How would our founding fathers view the cumbersome, painful, and prohibitively expensive election process?
A friend living in Australia recently asked me to explain our process of electing a President. As I thought about how to answer that, I realized that there is no way to adequately explain how we go about choosing a leader for whenever the next four years are. I often wonder how the founding fathers would view the cumbersome, lengthy, painful, and prohibitively expensive process we go through every two years or so and culminate every four years.
I wrote “every two years” instead of every four years as it has now become standard to commence one’s run for the office about two years or so prior to the actual date of the election (set by law as occurring on the Tuesday following the first Monday of November every four years which is November 8, 2016).
I watch this process commence earlier each four year cycle and am amazed that any single individual has the stamina and financial resources available to undertake two grueling years of this as well as subjecting his or her family to what can only be a form of torture that Torquemada would have envied.
So for an interminable length of time every word, action, and nuance a candidate has ever uttered, committed, thought is sought out, publicized, and critiqued microscopically. God forbid that a candidate should have participated in a prank in high school or college some fifty or sixty years ago. Or actually uttered a now politically incorrect pejorative or laughed at an off-color joke, or had marital difficulties or other foibles which plague we mere mortals. Such “offenses” in a candidate can be cause for vicious ridicule or the modern equivalent of the stocks and subsequent dismissal from candidacy.
Then of course we seem to have embraced the single issue phenomenon which isolates what a candidate may have said about or voted on for one issue that is the cause celebre of the day. What a candidate may have thought about gun control or abortion not only moves to the forefront of his or her profile, it successfully blocks out everything else the candidate may have accomplished in his or her lifetime of service. So we are often left with candidates that have successfully dodged controversy or carefully stayed on the side of the constituency they wish to please; never voting their conscience or in favor of what is for the greater good at the expense of that constituency.
The office of President is one that is definitely one of the most powerful in the world and one that, properly executed, would require towering intellect, exemplary management skills, and an assertiveness that includes tact, diplomacy, humility, and forcefulness as each arising crisis (domestic and foreign) occurs. What I have wondered for the past forty years, as we have evolved into our present quagmire of election process, is why anyone with those traits would even consider subjecting themselves to the ordeal of running for elective office of any kind, let alone the office of President.
So we, in these United States, find ourselves with an increasingly shallow slate of candidates from whom to choose our leader.
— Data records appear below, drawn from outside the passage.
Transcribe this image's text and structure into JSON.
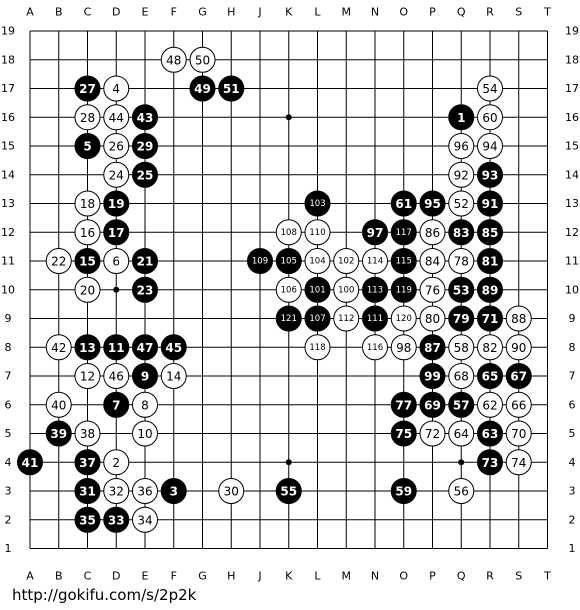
{
  "board": {
    "columns": [
      "A",
      "B",
      "C",
      "D",
      "E",
      "F",
      "G",
      "H",
      "J",
      "K",
      "L",
      "M",
      "N",
      "O",
      "P",
      "Q",
      "R",
      "S",
      "T"
    ],
    "rows": [
      "19",
      "18",
      "17",
      "16",
      "15",
      "14",
      "13",
      "12",
      "11",
      "10",
      "9",
      "8",
      "7",
      "6",
      "5",
      "4",
      "3",
      "2",
      "1"
    ],
    "hoshi": [
      "D10",
      "K16",
      "K4",
      "Q4"
    ],
    "stones": [
      {
        "point": "F18",
        "color": "white",
        "label": "48"
      },
      {
        "point": "G18",
        "color": "white",
        "label": "50"
      },
      {
        "point": "C17",
        "color": "black",
        "label": "27"
      },
      {
        "point": "D17",
        "color": "white",
        "label": "4"
      },
      {
        "point": "G17",
        "color": "black",
        "label": "49"
      },
      {
        "point": "H17",
        "color": "black",
        "label": "51"
      },
      {
        "point": "R17",
        "color": "white",
        "label": "54"
      },
      {
        "point": "C16",
        "color": "white",
        "label": "28"
      },
      {
        "point": "D16",
        "color": "white",
        "label": "44"
      },
      {
        "point": "E16",
        "color": "black",
        "label": "43"
      },
      {
        "point": "Q16",
        "color": "black",
        "label": "1"
      },
      {
        "point": "R16",
        "color": "white",
        "label": "60"
      },
      {
        "point": "C15",
        "color": "black",
        "label": "5"
      },
      {
        "point": "D15",
        "color": "white",
        "label": "26"
      },
      {
        "point": "E15",
        "color": "black",
        "label": "29"
      },
      {
        "point": "Q15",
        "color": "white",
        "label": "96"
      },
      {
        "point": "R15",
        "color": "white",
        "label": "94"
      },
      {
        "point": "D14",
        "color": "white",
        "label": "24"
      },
      {
        "point": "E14",
        "color": "black",
        "label": "25"
      },
      {
        "point": "Q14",
        "color": "white",
        "label": "92"
      },
      {
        "point": "R14",
        "color": "black",
        "label": "93"
      },
      {
        "point": "C13",
        "color": "white",
        "label": "18"
      },
      {
        "point": "D13",
        "color": "black",
        "label": "19"
      },
      {
        "point": "L13",
        "color": "black",
        "label": "103"
      },
      {
        "point": "O13",
        "color": "black",
        "label": "61"
      },
      {
        "point": "P13",
        "color": "black",
        "label": "95"
      },
      {
        "point": "Q13",
        "color": "white",
        "label": "52"
      },
      {
        "point": "R13",
        "color": "black",
        "label": "91"
      },
      {
        "point": "C12",
        "color": "white",
        "label": "16"
      },
      {
        "point": "D12",
        "color": "black",
        "label": "17"
      },
      {
        "point": "K12",
        "color": "white",
        "label": "108"
      },
      {
        "point": "L12",
        "color": "white",
        "label": "110"
      },
      {
        "point": "N12",
        "color": "black",
        "label": "97"
      },
      {
        "point": "O12",
        "color": "black",
        "label": "117"
      },
      {
        "point": "P12",
        "color": "white",
        "label": "86"
      },
      {
        "point": "Q12",
        "color": "black",
        "label": "83"
      },
      {
        "point": "R12",
        "color": "black",
        "label": "85"
      },
      {
        "point": "B11",
        "color": "white",
        "label": "22"
      },
      {
        "point": "C11",
        "color": "black",
        "label": "15"
      },
      {
        "point": "D11",
        "color": "white",
        "label": "6"
      },
      {
        "point": "E11",
        "color": "black",
        "label": "21"
      },
      {
        "point": "J11",
        "color": "black",
        "label": "109"
      },
      {
        "point": "K11",
        "color": "black",
        "label": "105"
      },
      {
        "point": "L11",
        "color": "white",
        "label": "104"
      },
      {
        "point": "M11",
        "color": "white",
        "label": "102"
      },
      {
        "point": "N11",
        "color": "white",
        "label": "114"
      },
      {
        "point": "O11",
        "color": "black",
        "label": "115"
      },
      {
        "point": "P11",
        "color": "white",
        "label": "84"
      },
      {
        "point": "Q11",
        "color": "white",
        "label": "78"
      },
      {
        "point": "R11",
        "color": "black",
        "label": "81"
      },
      {
        "point": "C10",
        "color": "white",
        "label": "20"
      },
      {
        "point": "E10",
        "color": "black",
        "label": "23"
      },
      {
        "point": "K10",
        "color": "white",
        "label": "106"
      },
      {
        "point": "L10",
        "color": "black",
        "label": "101"
      },
      {
        "point": "M10",
        "color": "white",
        "label": "100"
      },
      {
        "point": "N10",
        "color": "black",
        "label": "113"
      },
      {
        "point": "O10",
        "color": "black",
        "label": "119"
      },
      {
        "point": "P10",
        "color": "white",
        "label": "76"
      },
      {
        "point": "Q10",
        "color": "black",
        "label": "53"
      },
      {
        "point": "R10",
        "color": "black",
        "label": "89"
      },
      {
        "point": "K9",
        "color": "black",
        "label": "121"
      },
      {
        "point": "L9",
        "color": "black",
        "label": "107"
      },
      {
        "point": "M9",
        "color": "white",
        "label": "112"
      },
      {
        "point": "N9",
        "color": "black",
        "label": "111"
      },
      {
        "point": "O9",
        "color": "white",
        "label": "120"
      },
      {
        "point": "P9",
        "color": "white",
        "label": "80"
      },
      {
        "point": "Q9",
        "color": "black",
        "label": "79"
      },
      {
        "point": "R9",
        "color": "black",
        "label": "71"
      },
      {
        "point": "S9",
        "color": "white",
        "label": "88"
      },
      {
        "point": "B8",
        "color": "white",
        "label": "42"
      },
      {
        "point": "C8",
        "color": "black",
        "label": "13"
      },
      {
        "point": "D8",
        "color": "black",
        "label": "11"
      },
      {
        "point": "E8",
        "color": "black",
        "label": "47"
      },
      {
        "point": "F8",
        "color": "black",
        "label": "45"
      },
      {
        "point": "L8",
        "color": "white",
        "label": "118"
      },
      {
        "point": "N8",
        "color": "white",
        "label": "116"
      },
      {
        "point": "O8",
        "color": "white",
        "label": "98"
      },
      {
        "point": "P8",
        "color": "black",
        "label": "87"
      },
      {
        "point": "Q8",
        "color": "white",
        "label": "58"
      },
      {
        "point": "R8",
        "color": "white",
        "label": "82"
      },
      {
        "point": "S8",
        "color": "white",
        "label": "90"
      },
      {
        "point": "C7",
        "color": "white",
        "label": "12"
      },
      {
        "point": "D7",
        "color": "white",
        "label": "46"
      },
      {
        "point": "E7",
        "color": "black",
        "label": "9"
      },
      {
        "point": "F7",
        "color": "white",
        "label": "14"
      },
      {
        "point": "P7",
        "color": "black",
        "label": "99"
      },
      {
        "point": "Q7",
        "color": "white",
        "label": "68"
      },
      {
        "point": "R7",
        "color": "black",
        "label": "65"
      },
      {
        "point": "S7",
        "color": "black",
        "label": "67"
      },
      {
        "point": "B6",
        "color": "white",
        "label": "40"
      },
      {
        "point": "D6",
        "color": "black",
        "label": "7"
      },
      {
        "point": "E6",
        "color": "white",
        "label": "8"
      },
      {
        "point": "O6",
        "color": "black",
        "label": "77"
      },
      {
        "point": "P6",
        "color": "black",
        "label": "69"
      },
      {
        "point": "Q6",
        "color": "black",
        "label": "57"
      },
      {
        "point": "R6",
        "color": "white",
        "label": "62"
      },
      {
        "point": "S6",
        "color": "white",
        "label": "66"
      },
      {
        "point": "B5",
        "color": "black",
        "label": "39"
      },
      {
        "point": "C5",
        "color": "white",
        "label": "38"
      },
      {
        "point": "E5",
        "color": "white",
        "label": "10"
      },
      {
        "point": "O5",
        "color": "black",
        "label": "75"
      },
      {
        "point": "P5",
        "color": "white",
        "label": "72"
      },
      {
        "point": "Q5",
        "color": "white",
        "label": "64"
      },
      {
        "point": "R5",
        "color": "black",
        "label": "63"
      },
      {
        "point": "S5",
        "color": "white",
        "label": "70"
      },
      {
        "point": "A4",
        "color": "black",
        "label": "41"
      },
      {
        "point": "C4",
        "color": "black",
        "label": "37"
      },
      {
        "point": "D4",
        "color": "white",
        "label": "2"
      },
      {
        "point": "R4",
        "color": "black",
        "label": "73"
      },
      {
        "point": "S4",
        "color": "white",
        "label": "74"
      },
      {
        "point": "C3",
        "color": "black",
        "label": "31"
      },
      {
        "point": "D3",
        "color": "white",
        "label": "32"
      },
      {
        "point": "E3",
        "color": "white",
        "label": "36"
      },
      {
        "point": "F3",
        "color": "black",
        "label": "3"
      },
      {
        "point": "H3",
        "color": "white",
        "label": "30"
      },
      {
        "point": "K3",
        "color": "black",
        "label": "55"
      },
      {
        "point": "O3",
        "color": "black",
        "label": "59"
      },
      {
        "point": "Q3",
        "color": "white",
        "label": "56"
      },
      {
        "point": "C2",
        "color": "black",
        "label": "35"
      },
      {
        "point": "D2",
        "color": "black",
        "label": "33"
      },
      {
        "point": "E2",
        "color": "white",
        "label": "34"
      }
    ]
  },
  "footer": {
    "url": "http://gokifu.com/s/2p2k"
  }
}
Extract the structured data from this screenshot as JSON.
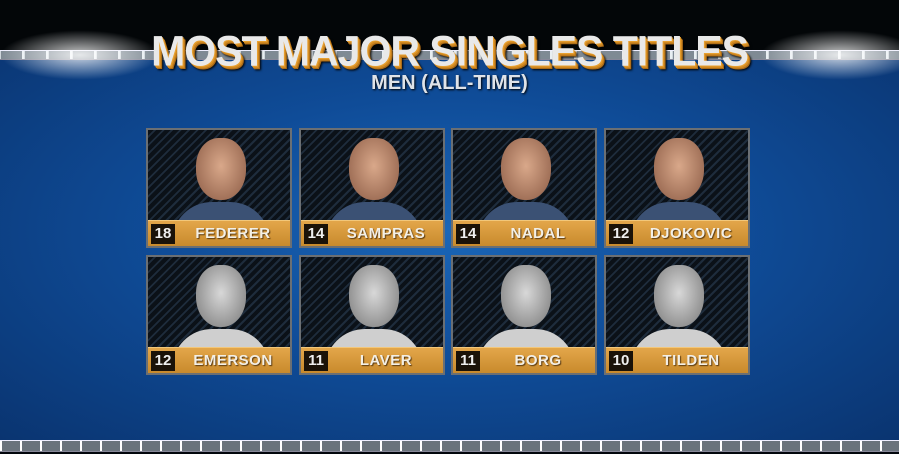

We start the process so far prior to the actual election that we become bored and insensitized to the issues and the candidates, and perhaps even disgusted by the never ending advertisements that do not inform, but only attack the character of the opponent of the candidate paying an exorbitant amount for the ads.
Because of that, as a nation, we find ourselves often either voting for the lesser of two evils, or sitting out and not voting at all because the choices we have before us either disgust or bore us. (Since the elections in 1960 we have had voter turnout in Presidential elections ranging from a high of 62.77% (1960) to a low of 49.0% (1996) according to the American Presidency Project.)
We have arrived at a state in which merit counts for little in electing our President; rather we have to choose between candidates that each have great endurance, deep pockets of financing (and the obligations that accompany the donations that fund the candidacies), and are people who have led bland, errorless lives or lives that serve only one political bent. This is not the job description we would choose for the leader of one of our industries, let alone for the leader of the free world. Sadly, even tragically, this is the state I see us in today.
That has lead us to Presidents and other leaders who lead by reading the polls first, by repaying debts incurred during a candidacy, pandering to the press, and seizing on every event, tragedy, or natural disaster as an opportunity to both increase their own profile and point out how anyone in the opposition party either did, or would have, blundered in handling the specific event whether foreign or domestic.
This is how we get to the point of electing the person who leads America and much of the free world. This is the person who is supposed to serve this country and the world and not promote himself or herself while striving to position themselves for reelection as soon as the oath of office is administered.
Sadly I see us with a system that has evolved into a process where we have increasingly mediocre or worse choices for this critical office. So the answer to my friend in Australia is “I’m not sure how our system works, but I think I am unhappy with exactly what the system has become and the product it produces”.